Menurut data BEI, masih terdapat antrian (pipeline) 9 perusahaan yang terdiri dari 6 perusahaan aset skala besar, 1 perusahaan aset skala menengah dan 2 perusahaan aset skala kecil.
Dilihat dari dari sektornya, paling banyak dari sektor financials 3 perusahaan, basic materials 2 perusahaan dan masing-masing 1 perusahaan dari sektor energy, industrials, technology, dan transportation and logistic (Emitennews.com, 20 Desember 2025).
Sebelumnya, kita tengok juga kisah saham PT GoTo Gojek Tokopedia Tbk. alias GOTO yang turun signifikan beberapa hari pasca-IPO. GOTO melantai mulai 11 April 2022 dengan harga Rp338 per saham. GOTO melepas 40,6 miliar saham dengan dana yang dapat diraih Rp13,7 triliun.
Kapitalisasi pasar (market capitalization/market cap) berhasil mencapai Rp400 triliun. Ketika itu, GOTO berada di posisi keempat dari 5 besar saham big caps.
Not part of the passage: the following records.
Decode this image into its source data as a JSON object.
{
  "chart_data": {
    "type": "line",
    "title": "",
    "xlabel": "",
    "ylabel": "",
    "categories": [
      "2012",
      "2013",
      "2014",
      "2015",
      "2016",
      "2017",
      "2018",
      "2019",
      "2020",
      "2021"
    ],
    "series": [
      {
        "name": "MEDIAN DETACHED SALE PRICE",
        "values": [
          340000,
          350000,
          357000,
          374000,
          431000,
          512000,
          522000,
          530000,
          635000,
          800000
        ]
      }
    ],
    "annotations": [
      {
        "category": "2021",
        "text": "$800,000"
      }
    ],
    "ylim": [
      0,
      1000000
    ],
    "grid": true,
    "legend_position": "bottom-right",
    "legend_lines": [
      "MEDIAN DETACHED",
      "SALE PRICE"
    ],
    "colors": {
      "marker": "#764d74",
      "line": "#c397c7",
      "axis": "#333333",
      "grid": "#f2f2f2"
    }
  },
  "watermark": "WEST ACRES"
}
Inilah urutannya PT Bank Central Asia Tbk. (BBCA), PT Bank Rakyat Indonesia (Persero) Tbk. (BBRI), PT Telkom Indonesia Tbk. (TLKM), GOTO dan PT Bank Mandiri (Persero) Tbk. (BMRI).
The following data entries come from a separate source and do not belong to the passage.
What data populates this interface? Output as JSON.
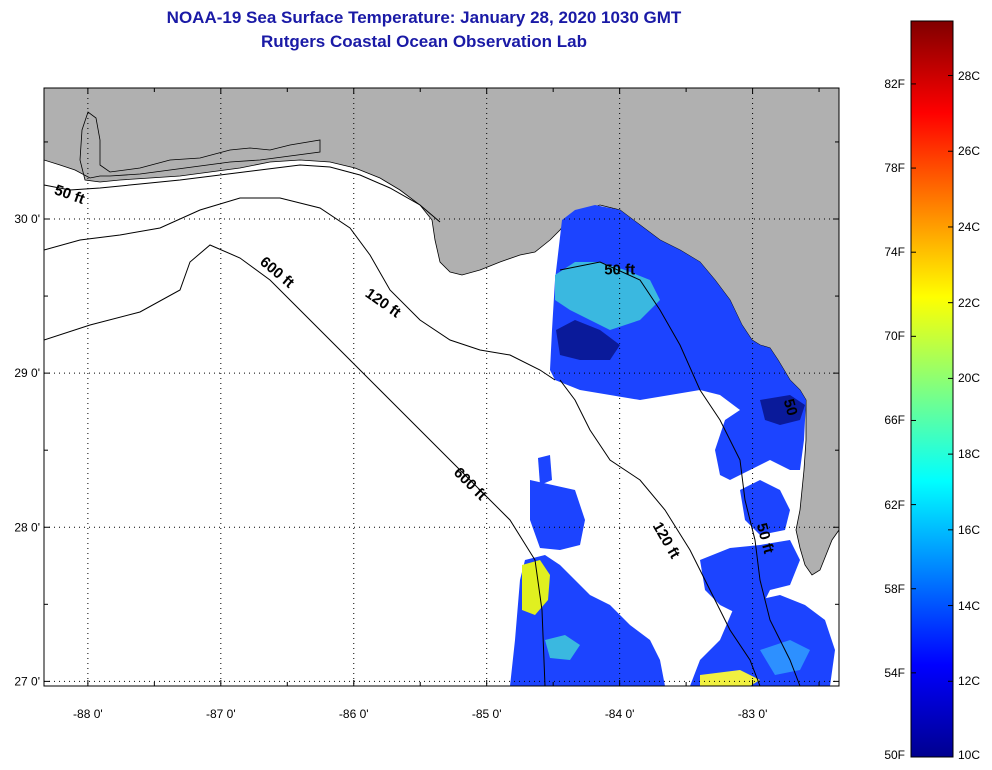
{
  "header": {
    "title": "NOAA-19 Sea Surface Temperature:  January 28, 2020 1030 GMT",
    "subtitle": "Rutgers Coastal Ocean Observation Lab"
  },
  "map": {
    "lon_range": [
      -88.33,
      -82.35
    ],
    "lat_range": [
      26.97,
      30.85
    ],
    "x_ticks": [
      {
        "value": -88,
        "label": "-88 0'"
      },
      {
        "value": -87,
        "label": "-87 0'"
      },
      {
        "value": -86,
        "label": "-86 0'"
      },
      {
        "value": -85,
        "label": "-85 0'"
      },
      {
        "value": -84,
        "label": "-84 0'"
      },
      {
        "value": -83,
        "label": "-83 0'"
      }
    ],
    "y_ticks": [
      {
        "value": 30,
        "label": "30 0'"
      },
      {
        "value": 29,
        "label": "29 0'"
      },
      {
        "value": 28,
        "label": "28 0'"
      },
      {
        "value": 27,
        "label": "27 0'"
      }
    ],
    "contour_labels": [
      {
        "text": "50 ft",
        "lon": -88.15,
        "lat": 30.13,
        "angle": 20
      },
      {
        "text": "600 ft",
        "lon": -86.6,
        "lat": 29.63,
        "angle": 40
      },
      {
        "text": "120 ft",
        "lon": -85.8,
        "lat": 29.43,
        "angle": 35
      },
      {
        "text": "50 ft",
        "lon": -84.0,
        "lat": 29.64,
        "angle": 0
      },
      {
        "text": "600 ft",
        "lon": -85.15,
        "lat": 28.26,
        "angle": 45
      },
      {
        "text": "120 ft",
        "lon": -83.68,
        "lat": 27.9,
        "angle": 60
      },
      {
        "text": "50 ft",
        "lon": -82.94,
        "lat": 27.92,
        "angle": 75
      },
      {
        "text": "50",
        "lon": -82.75,
        "lat": 28.77,
        "angle": 75
      }
    ],
    "colors": {
      "land": "#b0b0b0",
      "ocean": "#ffffff",
      "outline": "#000000"
    }
  },
  "colorbar": {
    "f_labels": [
      {
        "label": "82F",
        "value": 82
      },
      {
        "label": "78F",
        "value": 78
      },
      {
        "label": "74F",
        "value": 74
      },
      {
        "label": "70F",
        "value": 70
      },
      {
        "label": "66F",
        "value": 66
      },
      {
        "label": "62F",
        "value": 62
      },
      {
        "label": "58F",
        "value": 58
      },
      {
        "label": "54F",
        "value": 54
      },
      {
        "label": "50F",
        "value": 50
      }
    ],
    "c_labels": [
      {
        "label": "28C",
        "value": 28
      },
      {
        "label": "26C",
        "value": 26
      },
      {
        "label": "24C",
        "value": 24
      },
      {
        "label": "22C",
        "value": 22
      },
      {
        "label": "20C",
        "value": 20
      },
      {
        "label": "18C",
        "value": 18
      },
      {
        "label": "16C",
        "value": 16
      },
      {
        "label": "14C",
        "value": 14
      },
      {
        "label": "12C",
        "value": 12
      },
      {
        "label": "10C",
        "value": 10
      }
    ],
    "c_range": [
      10,
      29.44
    ],
    "stops": [
      "#00008f",
      "#0000ff",
      "#0080ff",
      "#00ffff",
      "#80ff80",
      "#ffff00",
      "#ff8000",
      "#ff0000",
      "#800000"
    ]
  }
}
Namun, dua pekan setelahnya, market cap GOTO berkurang drastis hingga Rp77,8 triliun menjadi Rp322,15 triliun. Harga saham terus anjlok menjadi Rp272 per saham di bawah harga IPO Rp338 per saham (Kompas.com, 6 Mei 2022). Kemudian, kini saham GOTO terjun bebas menjadi Rp65 per saham pada 19 Desember 2025.
Aneka Faktor Risiko Utama Kondisi Fluktuatif Pasca-IPO
Sejatinya, apa saja faktor penyebab utamanya sehingga harga saham rontok pasca-IPO? Apa pula langkah strategis untuk menepis potensi risiko itu?
Pertama, faktor pertama yang paling sering menjadi penyebab utama adalah lantaran telah terjadi ketidaksesuaian (mismatch) antara hype dan kondisi konkret emiten. Saham hype terjadi ketika investor mempunyai ekspektasi begitu tinggi terhadap kinerja emiten.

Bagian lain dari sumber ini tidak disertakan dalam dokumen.